The Hong Kong Trade Development Council (HKTDC) has forecast that Hong Kong's exports will grow by between 8% and 9% in 2026, a projection detailed in its annual Export Outlook report. This anticipated growth follows a better-than-expected export performance in 2025 and is set to be driven largely by robust demand for artificial intelligence-related electronics products. According to the findings of the recently released HKTDC 4Q25 Export Confidence Index, 53.2% of exporters identified rising demand for AI and new technology-related electronic consumer goods as the factor most likely to boost their 2026 business. This focus is crucial given that the electronics sector overall accounts for more than 70% of Hong Kong's total export value.
These positive figures are notable given the high year-on-year comparison base from 2025, a period when many exporters frontloaded orders to complete shipments before the imposition of anticipated US tariffs. Irina Fan, Director of HKTDC Research, noted that while 2025 was a year of heightened uncertainty, 2026 should bring greater clarity on global trade. She stated that with the Chinese Mainland and the US having reached a trade agreement in November, US tariffs are no longer among Hong Kong exporters' three biggest concerns for 2026. However, Fan acknowledged that uncertainties remain, as business leaders worldwide may reorganize activities to optimize cost advantages due to varying tariff levels on US imports from different countries.

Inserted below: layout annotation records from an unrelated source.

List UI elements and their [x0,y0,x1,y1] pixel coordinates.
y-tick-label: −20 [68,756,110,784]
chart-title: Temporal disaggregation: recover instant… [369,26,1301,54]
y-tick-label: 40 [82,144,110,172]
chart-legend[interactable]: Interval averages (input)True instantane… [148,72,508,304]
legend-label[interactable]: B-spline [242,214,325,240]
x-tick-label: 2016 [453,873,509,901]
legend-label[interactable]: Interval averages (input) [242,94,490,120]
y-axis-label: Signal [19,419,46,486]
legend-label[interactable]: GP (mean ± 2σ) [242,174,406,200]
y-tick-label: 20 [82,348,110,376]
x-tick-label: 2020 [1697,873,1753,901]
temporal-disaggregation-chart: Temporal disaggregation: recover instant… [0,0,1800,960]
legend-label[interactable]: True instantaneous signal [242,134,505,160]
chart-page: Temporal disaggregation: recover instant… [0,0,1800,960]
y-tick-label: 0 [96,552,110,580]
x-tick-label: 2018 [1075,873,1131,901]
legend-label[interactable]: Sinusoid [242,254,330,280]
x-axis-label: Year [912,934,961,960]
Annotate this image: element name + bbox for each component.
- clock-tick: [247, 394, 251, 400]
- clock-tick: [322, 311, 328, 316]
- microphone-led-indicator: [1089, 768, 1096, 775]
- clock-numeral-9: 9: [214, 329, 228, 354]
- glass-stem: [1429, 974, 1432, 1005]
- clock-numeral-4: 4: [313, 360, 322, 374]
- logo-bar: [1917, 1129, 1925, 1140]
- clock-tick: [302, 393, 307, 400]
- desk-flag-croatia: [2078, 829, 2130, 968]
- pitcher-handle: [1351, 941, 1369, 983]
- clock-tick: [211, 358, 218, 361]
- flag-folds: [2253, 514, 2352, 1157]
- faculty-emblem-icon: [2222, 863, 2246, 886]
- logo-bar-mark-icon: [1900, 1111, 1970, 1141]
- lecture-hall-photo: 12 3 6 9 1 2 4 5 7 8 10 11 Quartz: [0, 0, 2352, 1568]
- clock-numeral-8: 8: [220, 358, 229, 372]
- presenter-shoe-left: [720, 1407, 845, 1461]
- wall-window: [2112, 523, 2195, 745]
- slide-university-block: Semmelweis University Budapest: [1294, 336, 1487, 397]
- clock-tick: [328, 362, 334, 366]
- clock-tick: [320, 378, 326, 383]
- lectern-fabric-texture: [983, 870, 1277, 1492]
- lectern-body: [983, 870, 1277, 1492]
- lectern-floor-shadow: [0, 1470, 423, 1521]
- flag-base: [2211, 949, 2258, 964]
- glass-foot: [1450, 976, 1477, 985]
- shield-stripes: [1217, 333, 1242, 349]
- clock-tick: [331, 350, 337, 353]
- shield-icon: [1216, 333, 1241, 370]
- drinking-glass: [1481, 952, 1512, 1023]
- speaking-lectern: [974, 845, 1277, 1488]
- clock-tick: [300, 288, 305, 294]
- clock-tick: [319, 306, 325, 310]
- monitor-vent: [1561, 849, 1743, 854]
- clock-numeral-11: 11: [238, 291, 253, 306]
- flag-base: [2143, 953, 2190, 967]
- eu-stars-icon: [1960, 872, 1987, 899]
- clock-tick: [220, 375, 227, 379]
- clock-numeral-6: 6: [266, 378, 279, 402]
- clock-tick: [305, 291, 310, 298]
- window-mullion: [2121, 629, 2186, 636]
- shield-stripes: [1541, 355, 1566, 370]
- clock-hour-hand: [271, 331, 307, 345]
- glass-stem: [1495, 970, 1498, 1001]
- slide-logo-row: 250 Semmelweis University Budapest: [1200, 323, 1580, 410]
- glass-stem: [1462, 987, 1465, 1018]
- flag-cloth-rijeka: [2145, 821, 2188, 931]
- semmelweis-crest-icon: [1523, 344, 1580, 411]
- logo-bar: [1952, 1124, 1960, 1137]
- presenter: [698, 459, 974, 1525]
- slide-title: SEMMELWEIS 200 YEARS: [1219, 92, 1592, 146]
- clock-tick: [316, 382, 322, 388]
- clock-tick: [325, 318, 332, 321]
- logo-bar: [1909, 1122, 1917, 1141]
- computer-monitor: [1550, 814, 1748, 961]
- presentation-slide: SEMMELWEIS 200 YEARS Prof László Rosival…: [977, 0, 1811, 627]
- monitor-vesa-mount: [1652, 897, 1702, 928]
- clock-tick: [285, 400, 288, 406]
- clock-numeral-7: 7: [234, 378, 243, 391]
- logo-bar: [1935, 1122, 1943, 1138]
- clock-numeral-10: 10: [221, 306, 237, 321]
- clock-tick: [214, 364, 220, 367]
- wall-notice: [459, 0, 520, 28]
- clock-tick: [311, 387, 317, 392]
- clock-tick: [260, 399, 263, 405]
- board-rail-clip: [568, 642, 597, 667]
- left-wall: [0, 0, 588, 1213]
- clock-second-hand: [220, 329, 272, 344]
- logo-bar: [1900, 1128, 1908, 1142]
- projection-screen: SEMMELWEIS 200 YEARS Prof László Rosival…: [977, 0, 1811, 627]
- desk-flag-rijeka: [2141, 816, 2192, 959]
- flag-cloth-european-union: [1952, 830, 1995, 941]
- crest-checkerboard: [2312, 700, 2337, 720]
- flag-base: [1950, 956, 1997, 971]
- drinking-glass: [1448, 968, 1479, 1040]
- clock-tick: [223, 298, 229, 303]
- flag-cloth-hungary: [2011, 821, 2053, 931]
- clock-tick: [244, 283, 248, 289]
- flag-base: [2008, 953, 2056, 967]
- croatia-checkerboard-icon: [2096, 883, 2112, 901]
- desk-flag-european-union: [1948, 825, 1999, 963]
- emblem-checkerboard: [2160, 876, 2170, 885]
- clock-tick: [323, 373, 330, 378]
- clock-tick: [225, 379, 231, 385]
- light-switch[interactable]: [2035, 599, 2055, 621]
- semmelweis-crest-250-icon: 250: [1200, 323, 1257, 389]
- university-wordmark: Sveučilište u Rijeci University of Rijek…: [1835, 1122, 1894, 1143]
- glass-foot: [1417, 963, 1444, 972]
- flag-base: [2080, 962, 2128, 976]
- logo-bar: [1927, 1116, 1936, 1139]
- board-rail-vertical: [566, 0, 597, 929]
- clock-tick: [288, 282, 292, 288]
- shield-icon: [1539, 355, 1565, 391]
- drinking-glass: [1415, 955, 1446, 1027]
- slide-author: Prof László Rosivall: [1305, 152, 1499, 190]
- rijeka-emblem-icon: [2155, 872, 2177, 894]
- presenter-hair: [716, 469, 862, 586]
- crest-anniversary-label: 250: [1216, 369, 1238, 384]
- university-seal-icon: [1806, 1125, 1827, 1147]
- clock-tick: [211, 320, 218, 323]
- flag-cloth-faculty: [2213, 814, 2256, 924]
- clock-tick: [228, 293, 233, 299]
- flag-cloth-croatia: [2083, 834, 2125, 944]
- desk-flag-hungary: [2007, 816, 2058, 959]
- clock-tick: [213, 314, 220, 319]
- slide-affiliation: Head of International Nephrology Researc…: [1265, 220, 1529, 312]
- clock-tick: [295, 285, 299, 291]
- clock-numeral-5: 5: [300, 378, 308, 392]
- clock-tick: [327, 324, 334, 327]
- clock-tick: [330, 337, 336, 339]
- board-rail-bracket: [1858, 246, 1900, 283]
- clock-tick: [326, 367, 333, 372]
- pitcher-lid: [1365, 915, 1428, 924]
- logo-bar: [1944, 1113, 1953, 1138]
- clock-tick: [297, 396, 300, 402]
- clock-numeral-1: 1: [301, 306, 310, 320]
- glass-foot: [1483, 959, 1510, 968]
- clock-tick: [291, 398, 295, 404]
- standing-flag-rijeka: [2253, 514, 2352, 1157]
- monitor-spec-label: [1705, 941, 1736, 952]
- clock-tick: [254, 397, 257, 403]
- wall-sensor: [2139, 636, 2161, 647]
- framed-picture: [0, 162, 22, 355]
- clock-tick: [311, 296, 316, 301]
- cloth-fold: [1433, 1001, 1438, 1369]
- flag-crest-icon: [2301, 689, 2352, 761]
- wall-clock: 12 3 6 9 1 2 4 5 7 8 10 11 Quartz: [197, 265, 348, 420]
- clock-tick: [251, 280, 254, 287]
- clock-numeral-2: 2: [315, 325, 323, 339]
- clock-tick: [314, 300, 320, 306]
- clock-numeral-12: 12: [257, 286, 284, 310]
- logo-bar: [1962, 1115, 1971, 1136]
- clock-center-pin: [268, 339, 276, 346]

Outlining implications for the Asia-Pacific region, Fan explained that Chinese Mainland exports to the US will be subject to a 20% reciprocal tariff rate until November 2026. This comparatively low additional tariff places China-based suppliers, many with mature and highly productive supply chains, on par with their Southeast Asian counterparts while giving them a significant advantage over countries subject to higher rates. The full details of the outlook are available in the Hong Kong 2026 Export Outlook report at https://research.hktdc.com/en/article/MjE4ODc2Mzk2Nw.
Hong Kong's anticipated 2026 export expansion is underpinned by the HKTDC Export Confidence Index 4Q25, also released today. Both the Current Performance Index (51.4) and the Expectation Index (51.9) have remained above the 50-point watershed level, indicating expected future export growth. Kenneth Lee, Head of the HKTDC Research's Special Project and Business Advisory Section, commented that for expansion plans over the next two years, Asia remains the primary focus. For 42.0% of respondents, the Chinese Mainland was the highest priority market, followed by the rest of Asia (30.3%) and the ASEAN bloc (18.9%). By industry, exporters in almost every sector viewed scaling up activities on the Chinese Mainland as their priority.
A more detailed analysis of the survey highlights positive prospects for both individual markets and most of Hong Kong's key industry sectors. According to the Market Expectation Sub-Index, the Chinese Mainland (57.2) and the ASEAN bloc (57.0) are still considered to have significant growth potential, while the US (down to 38.0) continues to unsettle Hong Kong exporters due to uncertainties in its trade environment. Among individual industries, several sectors have expansionary expectations for the year ahead, with Jewellery (54.8) topping the list, followed by Electronics (52.4), Timepieces (51.6), and Equipment/Materials (51.1). The complete index findings can be reviewed at https://research.hktdc.com/en/article/MjE4ODYyNTQwNw.
Despite overall positive sentiments, the survey also points to potential challenges ahead. Most notably, it cited rising labour and production costs (53.9%), growing logistics challenges (38.8%), and declining overseas orders due to the general economic slowdown (38.2%) as potential future concerns for Hong Kong exporters.